Insgesamt zahlten die Unternehmen der Fischereiindustrie im Jahr 2023 etwa 10,2 Milliarden ISK an Fischereigebühren, was etwa 30 % mehr ist als die Fischereigebühren, die im Jahr 2022 eingenommen wurden, als die Unternehmen 7,9 Milliarden ISK zahlten. Dies lässt sich aus den Zahlen der norwegischen Fischereibehörde ablesen.
Im Jahr 2023 erwirtschaftet Kabeljau mit 4.022 Millionen ISK die höchsten Fanggebühren, während im Jahr 2022 4.126 Millionen ISK für den Kabeljaufang gezahlt wurden. „Dieser Unterschied ist vollständig auf den Rückgang der Kabeljaubestände zurückzuführen, da der Betrag, den die Unternehmen für jedes Kilogramm Kabeljau an Fanggebühren zahlen mussten, im Jahr 2023 höher war als im Jahr zuvor“, heißt es Radars Analyse.
Die Pelzjagd brachte die zweithöchste Menge ein, gefolgt vom Schellfischfang.
Die höchste Fanggebühr für Kabeljau seit Beginn
„Ende November veröffentlichte der Ernährungsminister im Staatsanzeiger eine Anzeige über die Fanggebühr für das Jahr 2024. Die Gebühr wird in ISK pro Kilogramm angelandeten unverdauten Fischs angegeben, dieser Betrag entspricht jedoch genau 33 % des Fangs Einkommen im Jahr 2022. Es ist klar, dass die Höhe der Fanggebühr für die überwiegende Mehrheit der Arten zwischen den Jahren steigen wird, wie aus der folgenden Tabelle hervorgeht. „Das ist nicht verwunderlich, da die Gebühr für das Jahr 2024 auf den Ergebnissen der Fischerei im Jahr 2022 basiert, das insgesamt ein gutes Jahr in der Fischereiindustrie war und die Ergebnisse der Fischerei im Allgemeinen besser sind als im Jahr 2021“, heißt es in der Analyse .

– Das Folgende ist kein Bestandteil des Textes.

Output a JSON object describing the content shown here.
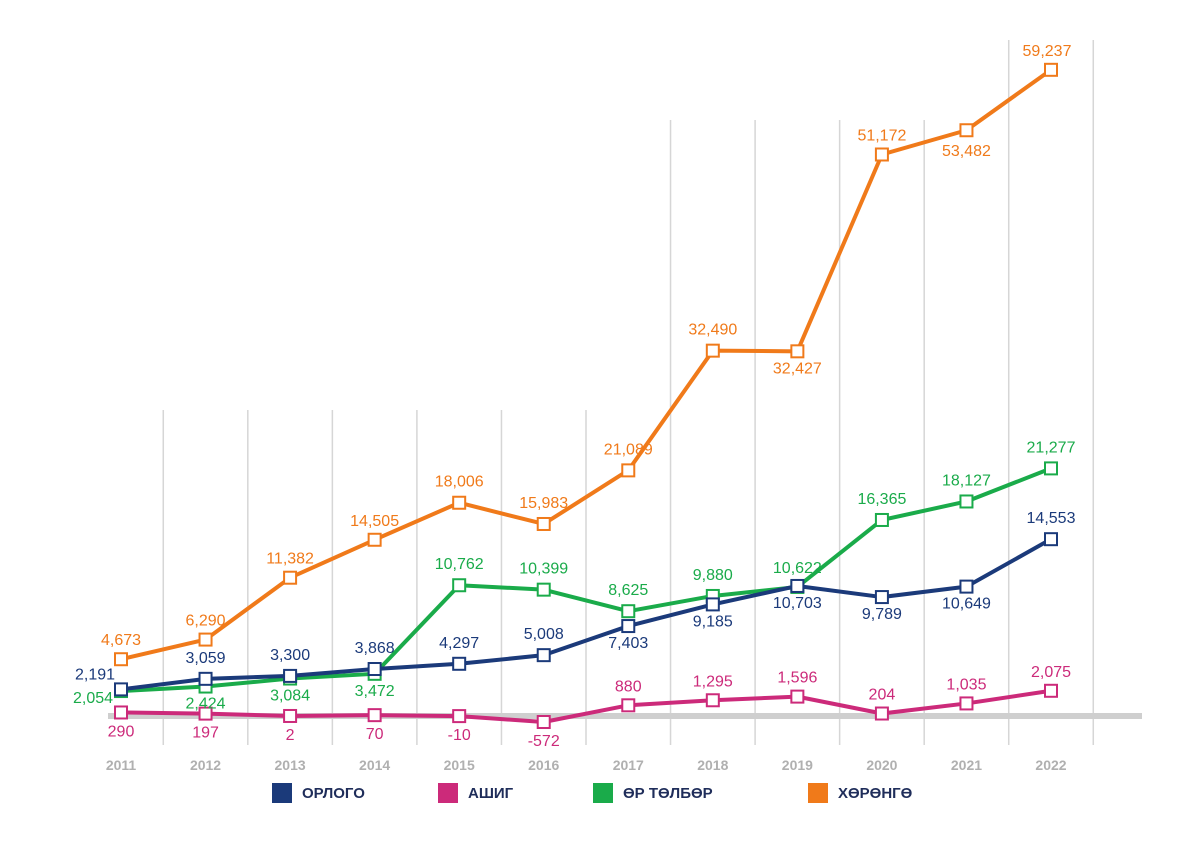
{
  "chart_data": {
    "type": "line",
    "x": [
      "2011",
      "2012",
      "2013",
      "2014",
      "2015",
      "2016",
      "2017",
      "2018",
      "2019",
      "2020",
      "2021",
      "2022"
    ],
    "series": [
      {
        "name": "ОРЛОГО",
        "color": "#1b3a7a",
        "values": [
          2191,
          3059,
          3300,
          3868,
          4297,
          5008,
          7403,
          9185,
          10703,
          9789,
          10649,
          14553
        ],
        "labels": [
          "2,191",
          "3,059",
          "3,300",
          "3,868",
          "4,297",
          "5,008",
          "7,403",
          "9,185",
          "10,703",
          "9,789",
          "10,649",
          "14,553"
        ]
      },
      {
        "name": "АШИГ",
        "color": "#cc2a7a",
        "values": [
          290,
          197,
          2,
          70,
          -10,
          -572,
          880,
          1295,
          1596,
          204,
          1035,
          2075
        ],
        "labels": [
          "290",
          "197",
          "2",
          "70",
          "-10",
          "-572",
          "880",
          "1,295",
          "1,596",
          "204",
          "1,035",
          "2,075"
        ]
      },
      {
        "name": "ӨР ТӨЛБӨР",
        "color": "#1aab4a",
        "values": [
          2054,
          2424,
          3084,
          3472,
          10762,
          10399,
          8625,
          9880,
          10622,
          16365,
          18127,
          21277
        ],
        "labels": [
          "2,054",
          "2,424",
          "3,084",
          "3,472",
          "10,762",
          "10,399",
          "8,625",
          "9,880",
          "10,622",
          "16,365",
          "18,127",
          "21,277"
        ]
      },
      {
        "name": "ХӨРӨНГӨ",
        "color": "#f07a1a",
        "values": [
          4673,
          6290,
          11382,
          14505,
          18006,
          15983,
          21089,
          32490,
          32427,
          51172,
          53482,
          59237
        ],
        "labels": [
          "4,673",
          "6,290",
          "11,382",
          "14,505",
          "18,006",
          "15,983",
          "21,089",
          "32,490",
          "32,427",
          "51,172",
          "53,482",
          "59,237"
        ]
      }
    ],
    "axis_color": "#cfcfcf",
    "grid": "vertical",
    "legend_position": "bottom"
  }
}
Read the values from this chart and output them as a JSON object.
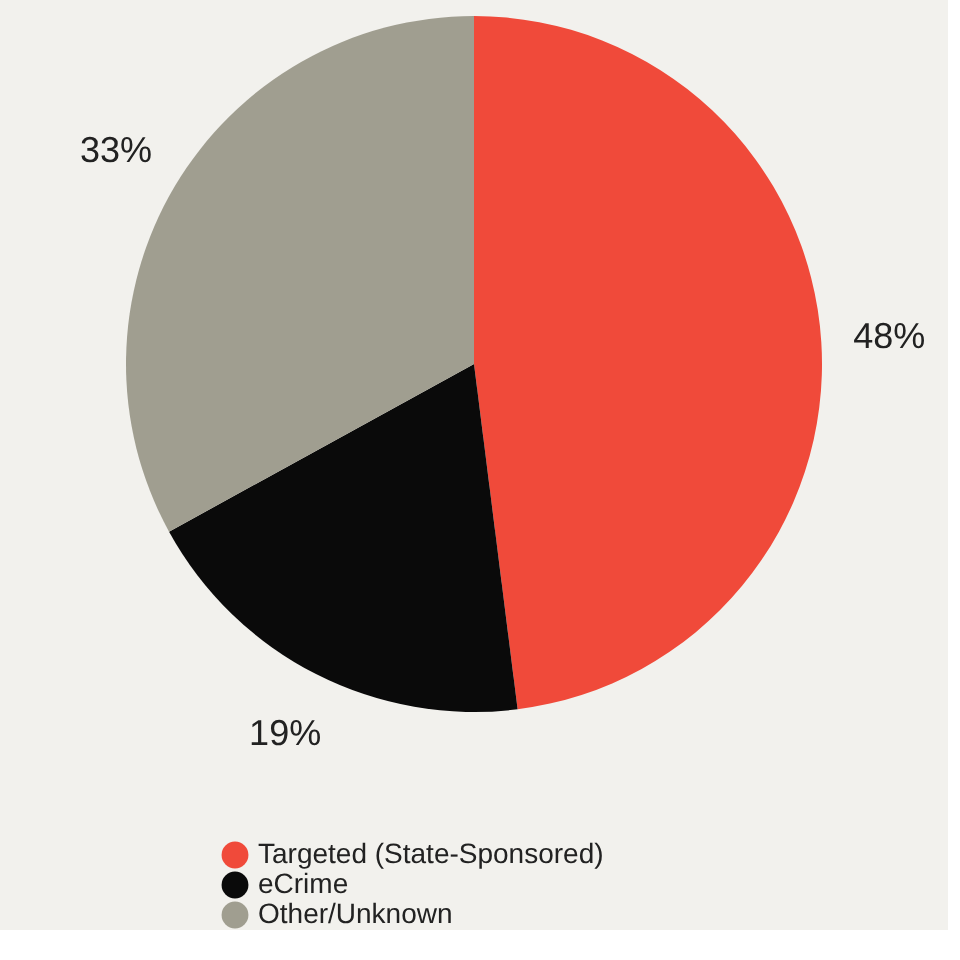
{
  "chart_data": {
    "type": "pie",
    "categories": [
      "Targeted (State-Sponsored)",
      "eCrime",
      "Other/Unknown"
    ],
    "values": [
      48,
      19,
      33
    ],
    "colors": [
      "#f04a3a",
      "#0a0a0a",
      "#a09e90"
    ],
    "value_labels": [
      "48%",
      "19%",
      "33%"
    ],
    "legend": "bottom left"
  }
}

Es wird darauf hingewiesen, dass der Gewinn aus jedem angelandeten, nicht ausgenommenen Kilogramm Kabeljau im Jahr 2021 58,1 ISK betrug, im Jahr 2022 jedoch 80,8 ISK. Die Fanggebühr wird daher von 19,17 ISK pro Kilogramm Kabeljau im letzten Jahr auf 26,66 ISK im Jahr 2024 steigen.
„Das ist der höchste Betrag in Kronen, den die Unternehmen seit Beginn für die Fanggebühren für Kabeljau zahlen mussten.“ Wenn der Kabeljaufang zwischen den Jahren unverändert bliebe, läge die Höhe der Kabeljaufanggebühr in diesem Jahr bei 5,6 Milliarden ISK. Ein zwischen den Jahren unveränderter Fang bei jeder Fischart würde dazu führen, dass sich die Gesamthöhe der Fischereigebühr in diesem Jahr auf rund 11,4 Milliarden ISK belaufen würde. Aber in dieser Hinsicht besteht Unsicherheit, nicht zuletzt hinsichtlich der Frage der Pelzquoten in diesem Jahr“, heißt es in Radars Analyse.